Table 6 shows that SVM with feature engineering outperformed other models based on accuracy and average AUC-ROC achieving a value of 88.39% and 93.32%, respectively. Among the ensemble learning methods with feature engineering, RF obtained the maximum average AUC-ROC score (93.02%) while ET obtained the minimum average AUC-ROC score (92.03%). RF obtained the maximum accuracy (88.07%), while ET obtained the minimum accuracy (85.14%). For all ensemble learning–based methods, it can be observed that RF performed the best in terms of both accuracy and average AUC-ROC for both with and without feature engineering. Conversely, DCT performed the worst in terms of average AUC-ROC among those with and without feature engineering. Overall, all the models performed better when feature engineering was applied.

4.2 Comparison of ROC

Figure 5 shows the ROC of all classifiers for the classification of Binary Classification 1, Binary Classification 2, and Binary Classification 3, respectively. From the figures, it is evident that all the models performed well for all groups of binary classifications, with DCT performing the worst.

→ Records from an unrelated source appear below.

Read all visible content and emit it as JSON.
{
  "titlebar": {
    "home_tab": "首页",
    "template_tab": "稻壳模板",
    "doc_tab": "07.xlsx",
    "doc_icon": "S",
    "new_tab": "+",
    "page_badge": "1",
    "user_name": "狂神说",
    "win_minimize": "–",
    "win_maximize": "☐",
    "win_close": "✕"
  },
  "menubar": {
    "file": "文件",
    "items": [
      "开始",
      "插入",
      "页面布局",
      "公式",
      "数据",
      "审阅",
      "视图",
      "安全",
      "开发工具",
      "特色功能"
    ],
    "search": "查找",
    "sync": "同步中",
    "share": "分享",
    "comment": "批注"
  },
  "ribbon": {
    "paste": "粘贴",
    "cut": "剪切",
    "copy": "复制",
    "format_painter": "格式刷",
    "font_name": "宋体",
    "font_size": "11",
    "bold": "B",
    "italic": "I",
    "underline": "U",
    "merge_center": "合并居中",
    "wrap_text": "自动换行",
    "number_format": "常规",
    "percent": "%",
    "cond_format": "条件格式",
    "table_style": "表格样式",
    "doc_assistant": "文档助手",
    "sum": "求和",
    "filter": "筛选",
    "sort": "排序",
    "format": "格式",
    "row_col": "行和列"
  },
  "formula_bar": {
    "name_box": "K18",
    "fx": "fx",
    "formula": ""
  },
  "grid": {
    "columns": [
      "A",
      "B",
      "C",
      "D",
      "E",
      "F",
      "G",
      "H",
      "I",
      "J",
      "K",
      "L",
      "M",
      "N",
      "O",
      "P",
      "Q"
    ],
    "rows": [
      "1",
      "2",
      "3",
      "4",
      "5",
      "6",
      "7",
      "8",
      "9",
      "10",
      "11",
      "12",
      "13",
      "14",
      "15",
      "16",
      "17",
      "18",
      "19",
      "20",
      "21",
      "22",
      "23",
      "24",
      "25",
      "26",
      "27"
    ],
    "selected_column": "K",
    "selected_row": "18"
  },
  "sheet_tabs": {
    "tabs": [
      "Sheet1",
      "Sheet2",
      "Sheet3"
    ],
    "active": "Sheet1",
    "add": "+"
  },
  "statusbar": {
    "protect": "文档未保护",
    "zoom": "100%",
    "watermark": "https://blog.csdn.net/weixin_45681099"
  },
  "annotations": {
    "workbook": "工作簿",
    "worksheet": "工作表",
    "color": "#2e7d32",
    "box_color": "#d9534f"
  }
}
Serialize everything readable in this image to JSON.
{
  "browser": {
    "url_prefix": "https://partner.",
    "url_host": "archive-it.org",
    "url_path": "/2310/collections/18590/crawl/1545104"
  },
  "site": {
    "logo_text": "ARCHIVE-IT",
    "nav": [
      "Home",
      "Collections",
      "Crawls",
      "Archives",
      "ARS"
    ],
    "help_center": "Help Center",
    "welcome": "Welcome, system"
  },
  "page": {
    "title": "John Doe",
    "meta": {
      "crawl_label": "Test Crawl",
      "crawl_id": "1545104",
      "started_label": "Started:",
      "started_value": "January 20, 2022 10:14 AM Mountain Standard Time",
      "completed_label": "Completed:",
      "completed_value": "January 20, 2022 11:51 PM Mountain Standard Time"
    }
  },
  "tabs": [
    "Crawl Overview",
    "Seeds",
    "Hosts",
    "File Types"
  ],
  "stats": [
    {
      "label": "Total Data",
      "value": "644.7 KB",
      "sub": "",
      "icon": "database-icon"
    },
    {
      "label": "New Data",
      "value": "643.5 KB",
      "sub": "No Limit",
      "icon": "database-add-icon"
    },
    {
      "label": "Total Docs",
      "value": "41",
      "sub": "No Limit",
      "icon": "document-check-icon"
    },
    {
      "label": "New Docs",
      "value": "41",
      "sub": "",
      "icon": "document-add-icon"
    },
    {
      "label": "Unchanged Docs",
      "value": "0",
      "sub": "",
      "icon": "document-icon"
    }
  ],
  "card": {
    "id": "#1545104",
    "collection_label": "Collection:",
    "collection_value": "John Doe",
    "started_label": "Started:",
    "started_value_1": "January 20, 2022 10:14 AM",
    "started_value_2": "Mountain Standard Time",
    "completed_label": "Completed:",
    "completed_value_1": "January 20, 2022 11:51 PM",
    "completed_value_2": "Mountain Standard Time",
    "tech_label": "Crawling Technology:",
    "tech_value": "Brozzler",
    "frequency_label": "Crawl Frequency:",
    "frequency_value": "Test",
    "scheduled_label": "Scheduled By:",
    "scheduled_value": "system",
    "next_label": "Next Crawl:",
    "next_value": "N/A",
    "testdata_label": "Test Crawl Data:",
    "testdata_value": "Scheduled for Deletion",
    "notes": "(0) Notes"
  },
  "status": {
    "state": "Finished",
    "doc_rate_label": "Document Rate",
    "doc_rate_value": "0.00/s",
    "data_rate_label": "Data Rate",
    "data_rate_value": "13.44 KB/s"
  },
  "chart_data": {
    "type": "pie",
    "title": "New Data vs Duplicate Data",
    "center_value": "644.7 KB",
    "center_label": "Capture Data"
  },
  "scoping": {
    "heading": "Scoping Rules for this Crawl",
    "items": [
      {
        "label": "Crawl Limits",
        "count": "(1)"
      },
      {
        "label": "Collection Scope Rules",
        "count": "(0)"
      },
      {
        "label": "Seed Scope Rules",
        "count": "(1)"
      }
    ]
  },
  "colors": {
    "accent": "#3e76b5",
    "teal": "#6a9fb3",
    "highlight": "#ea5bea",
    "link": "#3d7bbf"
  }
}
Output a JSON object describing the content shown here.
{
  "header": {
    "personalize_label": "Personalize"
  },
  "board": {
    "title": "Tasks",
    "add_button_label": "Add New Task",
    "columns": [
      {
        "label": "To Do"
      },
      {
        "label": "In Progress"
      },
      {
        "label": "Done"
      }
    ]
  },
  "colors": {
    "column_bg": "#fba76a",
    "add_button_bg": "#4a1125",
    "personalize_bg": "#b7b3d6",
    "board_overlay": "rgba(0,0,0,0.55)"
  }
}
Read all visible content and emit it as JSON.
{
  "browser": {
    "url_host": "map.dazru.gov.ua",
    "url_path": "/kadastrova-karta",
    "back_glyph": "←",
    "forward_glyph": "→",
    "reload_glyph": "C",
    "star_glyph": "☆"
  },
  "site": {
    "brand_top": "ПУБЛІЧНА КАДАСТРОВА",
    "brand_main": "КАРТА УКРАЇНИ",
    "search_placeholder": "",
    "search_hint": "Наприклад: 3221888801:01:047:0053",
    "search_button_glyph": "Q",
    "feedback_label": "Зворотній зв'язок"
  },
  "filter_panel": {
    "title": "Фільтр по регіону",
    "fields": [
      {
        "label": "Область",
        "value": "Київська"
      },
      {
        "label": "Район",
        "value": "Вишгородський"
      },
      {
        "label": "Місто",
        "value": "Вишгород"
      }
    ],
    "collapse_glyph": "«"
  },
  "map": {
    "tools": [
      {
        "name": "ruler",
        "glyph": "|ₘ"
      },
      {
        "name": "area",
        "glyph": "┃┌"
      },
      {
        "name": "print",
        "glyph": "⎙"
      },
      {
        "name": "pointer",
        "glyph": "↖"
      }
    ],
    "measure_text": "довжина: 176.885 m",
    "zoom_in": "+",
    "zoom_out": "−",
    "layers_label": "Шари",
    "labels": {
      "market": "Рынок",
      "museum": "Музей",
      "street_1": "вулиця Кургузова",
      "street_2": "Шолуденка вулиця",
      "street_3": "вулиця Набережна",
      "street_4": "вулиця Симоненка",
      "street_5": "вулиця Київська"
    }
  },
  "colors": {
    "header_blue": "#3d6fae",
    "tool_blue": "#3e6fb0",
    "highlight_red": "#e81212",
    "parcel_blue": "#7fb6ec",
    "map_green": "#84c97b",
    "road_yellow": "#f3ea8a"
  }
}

Specifically, SVM and the ensemble learning methods outperformed DCT for all groups in the case of binary classifications 1 and 2. However, for binary classification 3, which represents the hypertension with diabetes group, all classifiers performed worse than for binary classifications 1 and 2.

images

Figure 5 ROCs for three groups of binary classifications.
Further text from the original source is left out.